The call to action was made by Mr O'Connor at the Jim Connell festival in Crossakiel, Co Meath, and came the day after the Government halved its 2011 growth forecast to just 0.75pc.
Under the plan, everyone earning more than €100,000 would pay a levy of between 5pc and 15pc, which would be channelled into a Strategic Investment Bank (SIB).
The higher earners would own stakes in SIB and would be paid dividends, so the levy would be consistent with the Government's promise not to increase taxes, Mr O'Connor said.
The €1bn raised from the high earners every year would be topped up with €2bn from the National Pension Reserve Fund, leaving €3bn to be invested into the real economy.
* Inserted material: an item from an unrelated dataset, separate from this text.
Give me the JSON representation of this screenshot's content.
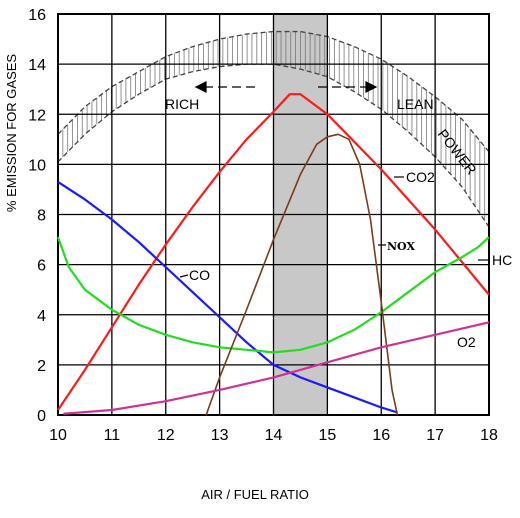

Mr O'Connor said the fund would increase investment into the economy by 16pc in 2011 alone, even if there was no money raised through additional borrowing or private investment.
"It is tactically and strategically wrong for the left to assert that we do not have options within the, admittedly restrictive, Troika Agreement with the IMF, ECB and EU," Mr O'Connor said. "The left must seize the initiative; suspend consideration of default and concentrate on the only question that matters -- how to grow the economy, providing jobs and hope for our people."
Under the plan, those earning €100,000 to €125,000 would pay a levy of 5pc, those earning between €125,000 and €200,000 would pay 8pc, and those in the €200,000 to €1m bracket would pay 12pc.
The highest 15pc rate is reserved for those earning more than €1m a year -- a group that Siptu says includes less than 800 people.